The Idea of You (Michael Showalter, 2024). This soft-touch romantic comedy casts Anne Hathaway as Solène Marchand, an art gallery owner in a funk following a divorce from her unfaithful husband (Reid Scott). When her caddish ex flakes on a planned bonding trip to Coachella with their daughter (Ella Rubin), Solène reluctantly steps in. While there, she stumbles into the trailer of Hayes Campbell (Nicholas Galitzine), one of the dreamboats in the boy band August Moon. The two strike up an unlikely romance, and the film follows the ups and down of their May-December-ish coupling. As usual, Hathaway gives it her all, which in this instance requires pumping personality and charm into a character that’s as thin as piano wire. The core relationship isn’t compelling, and the conflicts that arise are contrived. The main flaw is Michael Showalter’s direction. He consistently makes the blandest choices possible when the film needs someone to give it a whole lot of fizz.

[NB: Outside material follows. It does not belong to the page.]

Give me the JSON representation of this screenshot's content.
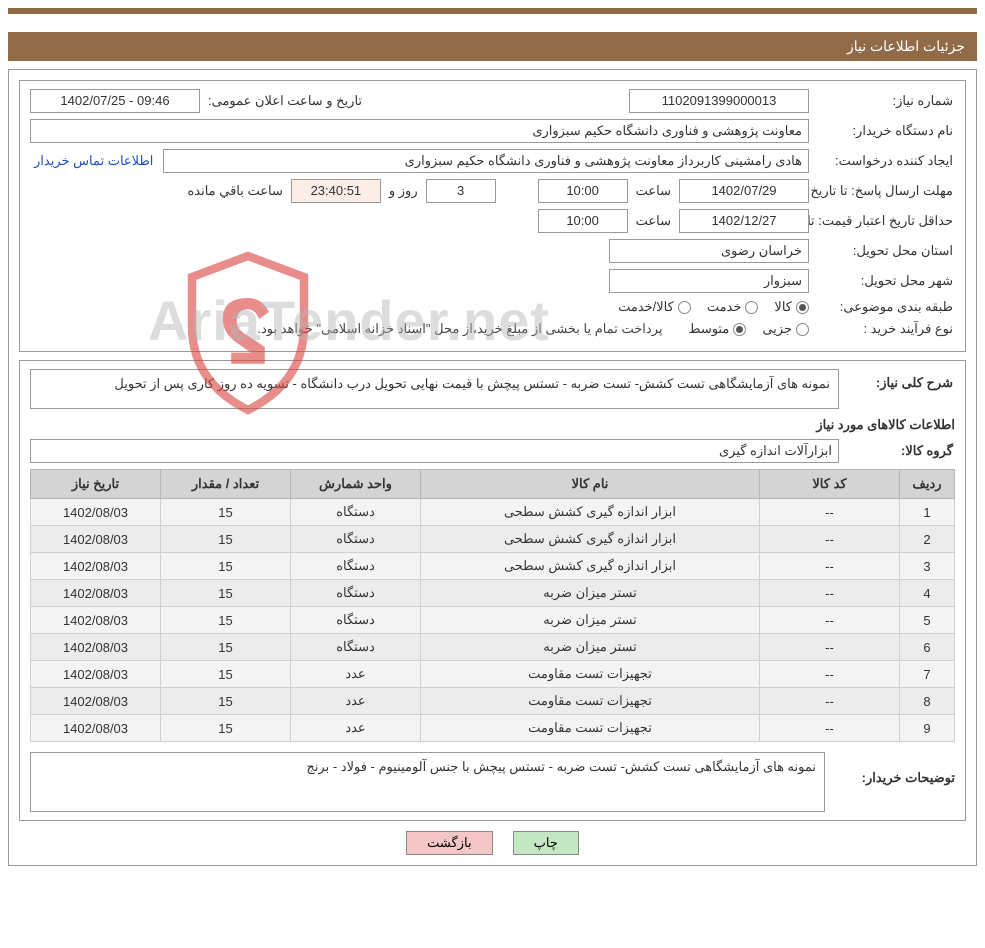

Inside Out 2 (Kelsey Mann, 2024). I see the appeal of updating Inside Out, the 2015 Pixar offering that stands as the animation’s studio last truly great movie. Aging hockey-loving Minnesota transplant Riley (voiced by Kensington Tallman) to thirteen opens up a myriad of possibilities as her feeling-populated brain is compelled to welcome several new, complicated emotions. Kelsey Mann, A Pixar veteran making her feature directorial debut, is highly capable in moving between several threads of action, keeping the action clear and the pace sprightly. Even so, the themes don’t hold together as effectively as they did previously. Joy (Amy Poehler) learns a lesson that’s frustratingly similar to the one that shifted her perspective in the first film, and the overall messages are muddled. Inside Out 2 does continue its predecessors marvelous inventiveness in fanciful, anthropomorphic representations of how the human brain works, even if it invariably suffers from a sequel’s lack of surprise. Maya Hawke gives a dandy voice performance as noggin newcomer Anxiety.

Detour (Edgar G. Ulmer, 1945). Judging solely by Detour, no Hollywood actress ever carried a more apt stage name than Ann Savage. As Vera, the femme fatale who arrives at the film’s midway point, Savage is sniper of seething animosity. She’s cunning enough in the performance to make the character’s furor comes across as a reasonable response to a society that’s rigged up to always do wrong by her. Directed with maximum seediness by Edgar G. Ulmer, the film follows Al Roberts (Tom Neal), a defeatist piano player who hitchhikes across the U.S. to meet up with his singer girlfriend (Claudia Drake) in California. Along the way, a couple spots of bad fortune leave Al worried that the law is going to seek him out for a crime he didn’t commit. Or at least that’s how he tells it. The main story is presented in flashback with Al’s narration, and there are sly hints that he might not be the most reliable of narrators. The film is riveting and entertaining, crackling with the grim energy that marks all the best Hollywood film noirs. Detour is as compact and steely as a bullet.